A thought or three on the the immigration policy that Trump (and his Mephistophelian sidekick, Steve Bannon) are pushing. The first thing to grasp is that they are acting in what is easily seen as a classically childish fashion. Their vision is warped by narrow thinking and their decisions are driven by tiny, ego-centric, close-minded fears. There is, so far as I can tell, not a shred of interest in the long-range implications of their efforts, not a nod toward economic theory.

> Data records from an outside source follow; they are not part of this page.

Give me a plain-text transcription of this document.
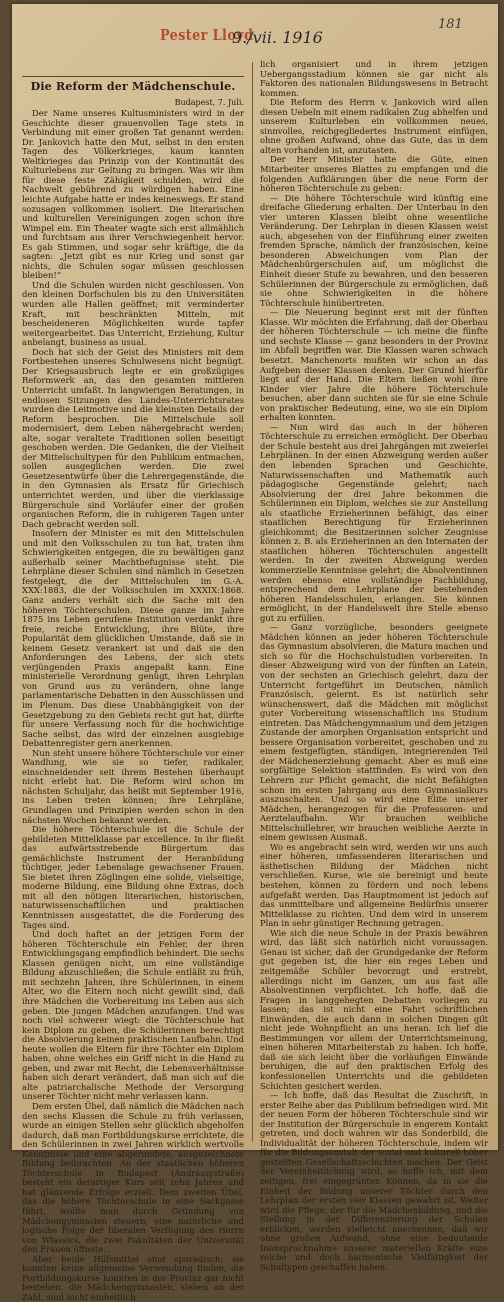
Pester Lloyd
9./vii. 1916
181
Die Reform der Mädchenschule.
Budapest, 7. Juli.

Der Name unseres Kultusministers wird in der Geschichte dieser grauenvollen Tage stets in Verbindung mit einer großen Tat genannt werden: Dr. Jankovich hatte den Mut, selbst in den ersten Tagen des Völkerkrieges, kaum kannten Weltkrieges das Prinzip von der Kontinuität des Kulturlebens zur Geltung zu bringen. Was wir ihm für diese feste Zähigkeit schulden, wird die Nachwelt gebührend zu würdigen haben. Eine leichte Aufgabe hatte er indes keineswegs. Er stand sozusagen vollkommen isoliert. Die literarischen und kulturellen Vereinigungen zogen schon ihre Wimpel ein. Ein Theater wagte sich erst allmählich und furchtsam aus ihrer Verschwiegenheit hervor. Es gab Stimmen, und sogar sehr kräftige, die da sagten: „Jetzt gibt es nur Krieg und sonst gar nichts, die Schulen sogar müssen geschlossen bleiben!“

Und die Schulen wurden nicht geschlossen. Von den kleinen Dorfschulen bis zu den Universitäten wurden alle Hallen geöffnet; mit verminderter Kraft, mit beschränkten Mitteln, mit bescheideneren Möglichkeiten wurde tapfer weitergearbeitet. Das Unterricht, Erziehung, Kultur anbelangt, business as usual.

Doch hat sich der Geist des Ministers mit dem Fortbestehen unseres Schulwesens nicht begnügt. Der Kriegsausbruch legte er ein großzügiges Reformwerk an, das den gesamten mittleren Unterricht umfaßt. In langwierigen Beratungen, in endlosen Sitzungen des Landes-Unterrichtsrates wurden die Leitmotive und die kleinsten Details der Reform besprochen. Die Mittelschule soll modernisiert, dem Leben nähergebracht werden; alte, sogar veraltete Traditionen sollen beseitigt geschoben werden. Die Gedanken, die der Vielheit der Mittelschultypen für den Publikum entmachen, sollen ausgeglichen werden. Die zwei Gesetzesentwürfe über die Lehrergegenstände, die in den Gymnasien als Ersatz für Griechisch unterrichtet werden, und über die vierklassige Bürgerschule sind Vorläufer einer der großen organischen Reform, die in ruhigeren Tagen unter Dach gebracht werden soll.

Insofern der Minister es mit den Mittelschulen und mit den Volksschulen zu tun hat, traten ihm Schwierigkeiten entgegen, die zu bewältigen ganz außerhalb seiner Machtbefugnisse steht. Die Lehrpläne dieser Schulen sind nämlich in Gesetzen festgelegt, die der Mittelschulen im G.-A. XXX:1883, die der Volksschulen im XXXIX:1868. Ganz anders verhält sich die Sache mit den höheren Töchterschulen. Diese ganze im Jahre 1875 ins Leben gerufene Institution verdankt ihre freie, reiche Entwicklung, ihre Blüte, ihre Popularität dem glücklichen Umstande, daß sie in keinem Gesetz verankert ist und daß sie den Anforderungen des Lebens, der sich stets verjüngenden Praxis angepaßt kann. Eine ministerielle Verordnung genügt, ihren Lehrplan von Grund aus zu verändern, ohne lange parlamentarische Debatten in den Ausschüssen und im Plenum. Das diese Unabhängigkeit von der Gesetzgebung zu den Gebiets recht gut hat, dürfte für unsere Verfassung noch für die hochwichtige Sache selbst, das wird der einzelnen ausgiebige Debattenregister gern anerkennen.

Nun steht unsere höhere Töchterschule vor einer Wandlung, wie sie so tiefer, radikaler, einschneidender seit ihrem Bestehen überhaupt nicht erlebt hat. Die Reform wird schon im nächsten Schuljahr, das heißt mit September 1916, ins Leben treten können; ihre Lehrpläne, Grundlagen und Prinzipien werden schon in den nächsten Wochen bekannt werden.

Die höhere Töchterschule ist die Schule der gebildeten Mittelklasse par excellence. In ihr fließt das aufwärtsstrebende Bürgertum das gemächlichste Instrument der Heranbildung tüchtiger, jeder Lebenslage gewachsener Frauen. Sie bietet ihren Zöglingen eine solide, vielseitige, moderne Bildung, eine Bildung ohne Extras, doch mit all den nötigen literarischen, historischen, naturwissenschaftlichen und praktischen Kenntnissen ausgestattet, die die Forderung des Tages sind.

Und doch haftet an der jetzigen Form der höheren Töchterschule ein Fehler, der ihren Entwicklungsgang empfindlich behindert. Die sechs Klassen genügen nicht, um eine vollständige Bildung abzuschließen; die Schule entläßt zu früh, mit sechzehn Jahren, ihre Schülerinnen, in einem Alter, wo die Eltern noch nicht gewillt sind, daß ihre Mädchen die Vorbereitung ins Leben aus sich geben. Die jungen Mädchen anzufangen. Und was noch viel schwerer wiegt: die Töchterschule hat kein Diplom zu geben, die Schülerinnen berechtigt die Absolvierung keinen praktischen Laufbahn. Und heute wollen die Eltern für ihre Töchter ein Diplom haben, ohne welches ein Griff nicht in die Hand zu geben, und zwar mit Recht, die Lebensverhältnisse haben sich derart verändert, daß man sich auf die alte patriarchalische Methode der Versorgung unserer Töchter nicht mehr verlassen kann.

Dem ersten Übel, daß nämlich die Mädchen nach den sechs Klassen die Schule zu früh verlassen, wurde an einigen Stellen sehr glücklich abgeholfen dadurch, daß man Fortbildungskurse errichtete, die den Schülerinnen in zwei Jahren wirklich wertvolle Kenntnisse und eine abgerundete, ausgezeichnete Bildung beibrachten. An der staatlichen höheren Töchterschule in Budapest (Andrássystraße) besteht ein derartiger Kurs seit zehn Jahren und hat glänzende Erfolge erzielt. Dem zweiten Übel, das die höhere Töchterschule in eine Sackgasse führt, wollte man durch Gründung von Mädchengymnasien steuern, eine natürliche und logische Folge der liberalen Verfügung des Herrn von Wlassics, die zwei Fakultäten der Universität den Frauen öffnete.

Aber beide Hilfsmittel sind sporadisch; sie konnten keine allgemeine Verwendung finden, die Fortbildungskurse konnten in der Provinz gar nicht bestehen, die Mädchengymnasien, sieben an der Zahl, sind nicht einheitlich

lich organisiert und in ihrem jetzigen Uebergangsstadium können sie gar nicht als Faktoren des nationalen Bildungswesens in Betracht kommen.

Die Reform des Herrn v. Jankovich wird allen diesen Uebeln mit einem radikalen Zug abhelfen und unserem Kulturleben ein vollkommen neues, sinnvolles, reichgegliedertes Instrument einfügen, ohne großen Aufwand, ohne das Gute, das in dem alten vorhanden ist, anzutasten.

Der Herr Minister hatte die Güte, einen Mitarbeiter unseres Blattes zu empfangen und die folgenden Aufklärungen über die neue Form der höheren Töchterschule zu geben:

— Die höhere Töchterschule wird künftig eine dreifache Gliederung erhalten. Der Unterbau in den vier unteren Klassen bleibt ohne wesentliche Veränderung. Der Lehrplan in diesen Klassen weist auch, abgesehen von der Einführung einer zweiten fremden Sprache, nämlich der französischen, keine besonderen Abweichungen vom Plan der Mädchenbürgerschulen auf, um möglichst die Einheit dieser Stufe zu bewahren, und den besseren Schülerinnen der Bürgerschule zu ermöglichen, daß sie ohne Schwierigkeiten in die höhere Töchterschule hinübertreten.

— Die Neuerung beginnt erst mit der fünften Klasse. Wir möchten die Erfahrung, daß der Oberbau der höheren Töchterschule — ich meine die fünfte und sechste Klasse — ganz besonders in der Provinz im Abfall begriffen war. Die Klassen waren schwach besetzt. Manchenorts mußten wir schon an das Aufgeben dieser Klassen denken. Der Grund hierfür liegt auf der Hand. Die Eltern ließen wohl ihre Kinder vier Jahre die höhere Töchterschule besuchen, aber dann suchten sie für sie eine Schule von praktischer Bedeutung, eine, wo sie ein Diplom erhalten konnten.

— Nun wird das auch in der höheren Töchterschule zu erreichen ermöglicht. Der Oberbau der Schule besteht aus drei Jahrgängen mit zweierlei Lehrplänen. In der einen Abzweigung werden außer den lebenden Sprachen und Geschichte, Naturwissenschaften und Mathematik auch pädagogische Gegenstände gelehrt; nach Absolvierung der drei Jahre bekommen die Schülerinnen ein Diplom, welches sie zur Anstellung als staatliche Erzieherinnen befähigt, das einer staatlichen Berechtigung für Erzieherinnen gleichkommt; die Besitzerinnen solcher Zeugnisse können z. B. als Erzieherinnen an den Internaten der staatlichen höheren Töchterschulen angestellt werden. In der zweiten Abzweigung werden kommerzielle Kenntnisse gelehrt; die Absolventinnen werden ebenso eine vollständige Fachbildung, entsprechend dem Lehrplane der bestehenden höheren Handelsschulen, erlangen. Sie können ermöglicht, in der Handelswelt ihre Stelle ebenso gut zu erfüllen.

— Ganz vorzügliche, besonders geeignete Mädchen können an jeder höheren Töchterschule das Gymnasium absolvieren, die Matura machen und sich so für die Hochschulstudien vorbereiten. In dieser Abzweigung wird von der fünften an Latein, von der sechsten an Griechisch gelehrt, dazu der Unterricht fortgeführt im Deutschen, nämlich Französisch, gelernt. Es ist natürlich sehr wünschenswert, daß die Mädchen mit möglichst guter Vorbereitung wissenschaftlich ins Studium eintreten. Das Mädchengymnasium und dem jetzigen Zustande der amorphen Organisation entspricht und bessere Organisation vorbereitet, geschoben und zu einem festgefügten, ständigen, integrierenden Teil der Mädchenerziehung gemacht. Aber es muß eine sorgfältige Selektion stattfinden. Es wird von den Lehrern zur Pflicht gemacht, die nicht Befähigten schon im ersten Jahrgang aus dem Gymnasialkurs auszuschalten. Und so wird eine Elite unserer Mädchen, herangezogen für die Professoren- und Aerztelaufbahn. Wir brauchen weibliche Mittelschullehrer, wir brauchen weibliche Aerzte in einem gewissen Ausmaß.

Wo es angebracht sein wird, werden wir uns auch einer höheren, umfassenderen literarischen und ästhetischen Bildung der Mädchen nicht verschließen. Kurse, wie sie bereinigt und heute bestehen, können zu fördern und noch lebens aufgefaßt werden. Das Hauptmoment ist jedoch auf das unmittelbare und allgemeine Bedürfnis unserer Mittelklasse zu richten. Und dem wird in unserem Plan in sehr günstiger Rechnung getragen.

Wie sich die neue Schule in der Praxis bewähren wird, das läßt sich natürlich nicht voraussagen. Genau ist sicher, daß der Grundgedanke der Reform gut gegeben ist, die hier ein reges Leben und zeitgemäße Schüler bevorzugt und erstrebt, allerdings nicht im Ganzen, um aus fast alle Absolventinnen verpflichtet. Ich hoffe, daß die Fragen in langgehegten Debatten vorliegen zu lassen; das ist nicht eine Fahrt schriftlichen Einwänden, die auch dann in solchen Dingen gilt nicht jede Wohnpflicht an uns heran. Ich lief die Bestimmungen vor allem der Unterrichtsmeinung, einen höheren Mitarbeiterstab zu haben. Ich hoffe, daß sie sich leicht über die vorläufigen Einwände beruhigen, die auf den praktischen Erfolg des konfessionellen Unterrichts und die gebildeten Schichten gesichert werden.

— Ich hoffe, daß das Resultat die Zuschrift, in erster Reihe aber das Publikum befriedigen wird. Mit der neuen Form der höheren Töchterschule sind wir der Institution der Bürgerschule in engerem Kontakt getreten, und doch wahren wir das Sonderbild, die Individualität der höheren Töchterschule, indem wir für die Bildungsanstalt der sozial und kulturell höher gestellten Gesellschaftsschichten machen. Der Geist der Vereinheitlichung wird, so hoffe ich, mit dem zeitigen, frei eingegrünten Können, da in sie die Einheit der Bildung unserer Töchter durch den Lehrplan der ersten vier Klassen gewahrt ist. Weiter wird die Pflege, der für die Mädchenbildung, und die Stellung in der Differenzierung der Schulen erblicken, werden vielleicht anerkennen, daß wir ohne großen Aufwand, ohne eine bedeutende Inanspruchnahme unserer materiellen Kräfte eine reiche und doch harmonische Vielfältigkeit der Schultypen geschaffen haben.
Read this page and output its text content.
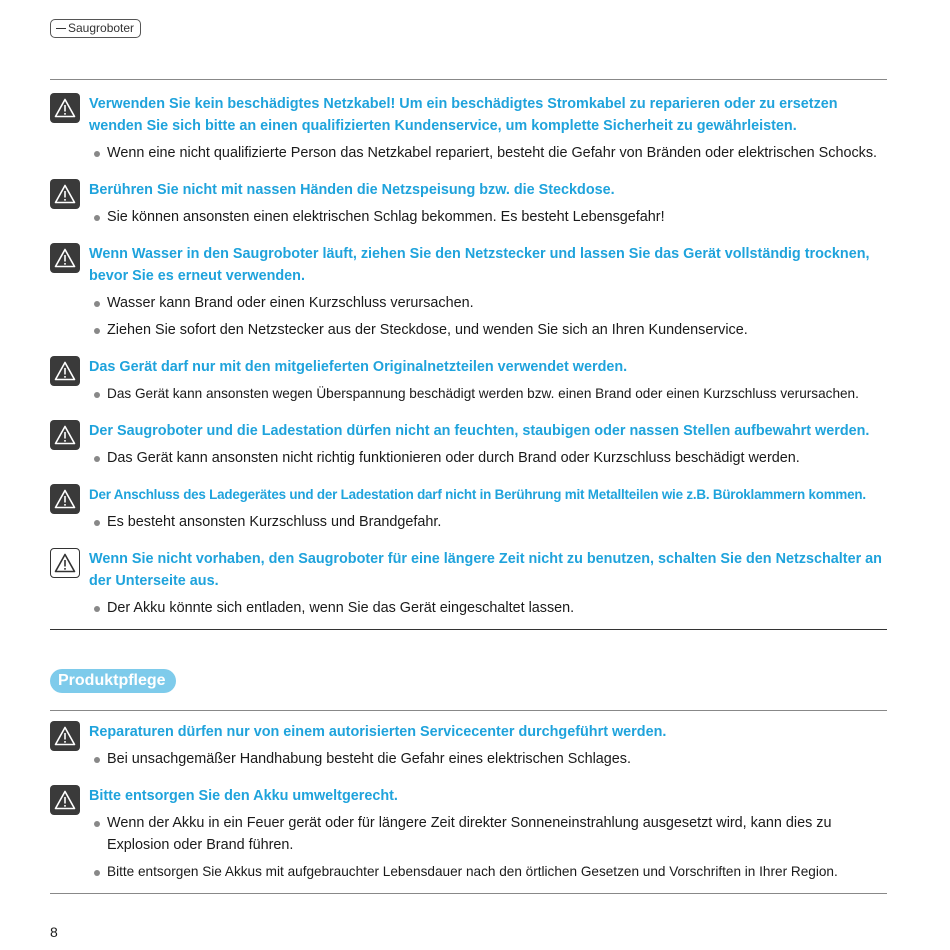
Saugroboter

Verwenden Sie kein beschädigtes Netzkabel! Um ein beschädigtes Stromkabel zu reparieren oder zu ersetzen wenden Sie sich bitte an einen qualifizierten Kundenservice, um komplette Sicherheit zu gewährleisten.

Wenn eine nicht qualifizierte Person das Netzkabel repariert, besteht die Gefahr von Bränden oder elektrischen Schocks.

Berühren Sie nicht mit nassen Händen die Netzspeisung bzw. die Steckdose.

Sie können ansonsten einen elektrischen Schlag bekommen. Es besteht Lebensgefahr!

Wenn Wasser in den Saugroboter läuft, ziehen Sie den Netzstecker und lassen Sie das Gerät vollständig trocknen, bevor Sie es erneut verwenden.

Wasser kann Brand oder einen Kurzschluss verursachen.
Ziehen Sie sofort den Netzstecker aus der Steckdose, und wenden Sie sich an Ihren Kundenservice.

Das Gerät darf nur mit den mitgelieferten Originalnetzteilen verwendet werden.

Das Gerät kann ansonsten wegen Überspannung beschädigt werden bzw. einen Brand oder einen Kurzschluss verursachen.

Der Saugroboter und die Ladestation dürfen nicht an feuchten, staubigen oder nassen Stellen aufbewahrt werden.

Das Gerät kann ansonsten nicht richtig funktionieren oder durch Brand oder Kurzschluss beschädigt werden.

Der Anschluss des Ladegerätes und der Ladestation darf nicht in Berührung mit Metallteilen wie z.B. Büroklammern kommen.

Es besteht ansonsten Kurzschluss und Brandgefahr.

Wenn Sie nicht vorhaben, den Saugroboter für eine längere Zeit nicht zu benutzen, schalten Sie den Netzschalter an der Unterseite aus.

Der Akku könnte sich entladen, wenn Sie das Gerät eingeschaltet lassen.
Produktpflege

Reparaturen dürfen nur von einem autorisierten Servicecenter durchgeführt werden.

Bei unsachgemäßer Handhabung besteht die Gefahr eines elektrischen Schlages.

Bitte entsorgen Sie den Akku umweltgerecht.

Wenn der Akku in ein Feuer gerät oder für längere Zeit direkter Sonneneinstrahlung ausgesetzt wird, kann dies zu Explosion oder Brand führen.
Bitte entsorgen Sie Akkus mit aufgebrauchter Lebensdauer nach den örtlichen Gesetzen und Vorschriften in Ihrer Region.
8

To see this we need to take a few simple principles of demographic analysis into account. These principles are, indeed, simple but they do call for a modicum of decency, a dollop of empathy and a willingness to acknowledge that cultures evolve and change over time. So:
I. When countries become economically stable the birth rate declines. None of the Western democracies are replacing the population through birth. This principle is as rock-solid as any. Children, in poor societies are more than objects to be cherished and nurtured, they are a source of economic growth. As a society become economically viable this benefit becomes a liabilitly and, consequently, the birth rate drops.
II. The elderly in a society are costly. Medical expenses, pensions, Social Security and a host of other support systems for the geriatric set need to be in place. Their costs are covered by the economic engines the younger generations provide. With declining birth rate that engine looses its steam.
III. When birth rates drop, the well-being of the society is threatened by this economic disruption. The only place to find the younger “replacements” is through immigration — an obvious conclusion.
IV. Long-term demographic analyses project that the current rush of immigrants into Europe will provide strong positive economic gain in the decades to come — along with diversity in dress, food and the arts, further enriching the culture. How this plays out will be governed in large measure by the degree to which Europeans shed their fears and suspicion of cultural differences. If they marginalize the immigrants there will be fewer benefits of their presence.
V. These long-range projections also reveal which countries, based on current policy, are likely to blossom over the next several decades and which will not. Canada, for one, is projected to benefit significantly because of its relatively open immigration laws. Countries with xenophobic traditions and relatively closed doors will fare poorly. Amond developed countries, Japan has the worst economic prognosis because of their reluctance to absorb foreigners.
VI. Current analyses show that the US, because of policies in place before the Trump presidency, has a good, long-term economic picture. But if Trump/Bannon prevail, not so much.Their anti-immigration policies will have significant downward impact on the US economy. In addition to being a policy that is driven by fear, nurtures and encourages nativism and xenophobia, it is poor, long-term economic policy.
How much damage can the Trump administration do? This is far from clear. It will depend in large measure on how the courts treat things like the Muslim ban, the planned wall along the Mexican border and other proposed changes in immigration policy. So far the courts have not treated the Executive Orders banning Mulims kindly. It looks like Congress will balk at funding the wall and we have yet to see what specific changes in immigration policy will be proposed.
I’m hopeful…. Not something I often experience since the ugly people took over the government.